Difference between fast_pull and non-fast-pull?

Hey, Folks,

Trying to understand how fast_pull works, and when it is applicable.

It is introduced in this PR ([KVStore] Add fast-pull for kvstore by aksnzhy · Pull Request #1647 · dmlc/dgl · GitHub), but I don’t find much high descriptions in this PR. Can someone give some hints on why and when fast_pull is needed?

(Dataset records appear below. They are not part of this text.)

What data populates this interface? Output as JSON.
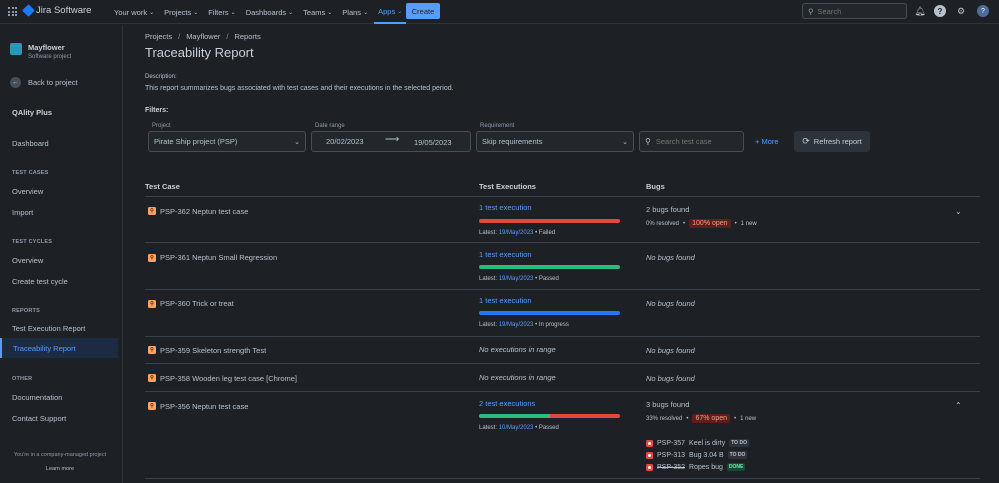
{
  "topbar": {
    "app_name": "Jira Software",
    "nav": [
      {
        "label": "Your work"
      },
      {
        "label": "Projects"
      },
      {
        "label": "Filters"
      },
      {
        "label": "Dashboards"
      },
      {
        "label": "Teams"
      },
      {
        "label": "Plans"
      },
      {
        "label": "Apps"
      }
    ],
    "create_label": "Create",
    "search_placeholder": "Search"
  },
  "sidebar": {
    "project_name": "Mayflower",
    "project_type": "Software project",
    "back_label": "Back to project",
    "app_name": "QAlity Plus",
    "dashboard": "Dashboard",
    "test_cases_heading": "TEST CASES",
    "tc_overview": "Overview",
    "tc_import": "Import",
    "test_cycles_heading": "TEST CYCLES",
    "cy_overview": "Overview",
    "cy_create": "Create test cycle",
    "reports_heading": "REPORTS",
    "r_exec": "Test Execution Report",
    "r_trace": "Traceability Report",
    "other_heading": "OTHER",
    "o_docs": "Documentation",
    "o_support": "Contact Support",
    "footer_text": "You're in a company-managed project",
    "learn_more": "Learn more"
  },
  "page": {
    "breadcrumbs": [
      "Projects",
      "Mayflower",
      "Reports"
    ],
    "title": "Traceability Report",
    "description_label": "Description:",
    "description": "This report summarizes bugs associated with test cases and their executions in the selected period.",
    "filters_label": "Filters:"
  },
  "filters": {
    "project_label": "Project",
    "project_value": "Pirate Ship project (PSP)",
    "date_label": "Date range",
    "date_from": "20/02/2023",
    "date_to": "19/05/2023",
    "req_label": "Requirement",
    "req_value": "Skip requirements",
    "search_placeholder": "Search test case",
    "more_label": "More",
    "refresh_label": "Refresh report"
  },
  "table": {
    "col_test_case": "Test Case",
    "col_exec": "Test Executions",
    "col_bugs": "Bugs",
    "rows": [
      {
        "name": "PSP-362 Neptun test case",
        "exec": "1 test execution",
        "latest_prefix": "Latest:",
        "latest_date": "19/May/2023",
        "latest_status": "• Failed",
        "bugs": "2 bugs found",
        "resolved": "0% resolved",
        "open": "100% open",
        "new": "1 new"
      },
      {
        "name": "PSP-361 Neptun Small Regression",
        "exec": "1 test execution",
        "latest_prefix": "Latest:",
        "latest_date": "19/May/2023",
        "latest_status": "• Passed",
        "bugs": "No bugs found"
      },
      {
        "name": "PSP-360 Trick or treat",
        "exec": "1 test execution",
        "latest_prefix": "Latest:",
        "latest_date": "19/May/2023",
        "latest_status": "• In progress",
        "bugs": "No bugs found"
      },
      {
        "name": "PSP-359 Skeleton strength Test",
        "exec": "No executions in range",
        "bugs": "No bugs found"
      },
      {
        "name": "PSP-358 Wooden leg test case [Chrome]",
        "exec": "No executions in range",
        "bugs": "No bugs found"
      },
      {
        "name": "PSP-356 Neptun test case",
        "exec": "2 test executions",
        "latest_prefix": "Latest:",
        "latest_date": "10/May/2023",
        "latest_status": "• Passed",
        "bugs": "3 bugs found",
        "resolved": "33% resolved",
        "open": "67% open",
        "new": "1 new",
        "bug_list": [
          {
            "key": "PSP-357",
            "title": "Keel is dirty",
            "status": "TO DO"
          },
          {
            "key": "PSP-313",
            "title": "Bug 3.04 B",
            "status": "TO DO"
          },
          {
            "key": "PSP-352",
            "title": "Ropes bug",
            "status": "DONE"
          }
        ]
      }
    ]
  },
  "colors": {
    "failed": "#e2483d",
    "passed": "#2abb7f",
    "in_progress": "#1d7afc",
    "accent": "#579dff"
  }
}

My understanding, the difference between fast_pull versus non-fast-pull is simply the fast version is pure c++ code, therefore faster (wrong?). Though I do fall into a situation where fast_pull check fails, and I have to bypass fast-pull and use the regular pull routine then everything works.

Thanks!

You are right. Fast_pull is the cpp version of pull. What’s the problem you’ve met?

The error is like this

   File "/home/centos/byted/bytegnn/poc/sage.py", line 315, in main
    train_nid = dgl.distributed.node_split(g.ndata["train_mask"], pb, force_even=True)
  File "/home/centos/anaconda3/envs/py38/lib/python3.8/site-packages/dgl/distributed/dist_graph.py", line 1059, in node_split
    return _split_even(partition_book, rank, nodes)
  File "/home/centos/anaconda3/envs/py38/lib/python3.8/site-packages/dgl/distributed/dist_graph.py", line 983, in _split_even
    eles = F.nonzero_1d(elements[0:len(elements)])
  File "/home/centos/anaconda3/envs/py38/lib/python3.8/site-packages/dgl/distributed/dist_tensor.py", line 167, in __getitem__
    return self.kvstore.pull(name=self._name, id_tensor=idx)
  File "/home/centos/anaconda3/envs/py38/lib/python3.8/site-packages/dgl/distributed/kvstore.py", line 1192, in pull
    return rpc.fast_pull(name, id_tensor, part_id, KVSTORE_PULL,
  File "/home/centos/anaconda3/envs/py38/lib/python3.8/site-packages/dgl/distributed/rpc.py", line 975, in fast_pull
    res_tensor = _CAPI_DGLRPCFastPull(name,
  File "dgl/_ffi/_cython/./function.pxi", line 287, in dgl._ffi._cy3.core.FunctionBase.__call__
  File "dgl/_ffi/_cython/./function.pxi", line 232, in dgl._ffi._cy3.core.FuncCall
  File "dgl/_ffi/_cython/./base.pxi", line 155, in dgl._ffi._cy3.core.CALL
dgl._ffi.base.DGLError: [16:43:06] /opt/dgl/src/rpc/rpc.cc:422: Check failed: l_id < local_data_shape[0] (18446744073709468015 vs. 83601) :

I am trying out current distributed setting in a non-typical configuration, with the goal of better understanding how each distributed module work with each other. This config goes like this: two graph servers (one partition each), and two pytorch trainer processes, in total 4 processes on a single local machine. That being said, the error occurs even before the training starts. My guess, it is caused by having two graph server/partitions on a single machine.

As mentioned above, if I by-pass fast-pull, always use slow-pull, then everything works. Given they are supposed to be equivalent, this means there is a bug in in fast_pull implementation?

Did you use different network layers? It seems the message is delivered out of order

1 Like

Thank you! Allen.

This issue seems to have same root cause to this problem (Partition Policy "node:_N:h" not found in dist graphsage model). In that post, Da said right now by design we are not supposed to create two graph servers on one SINGLE machine.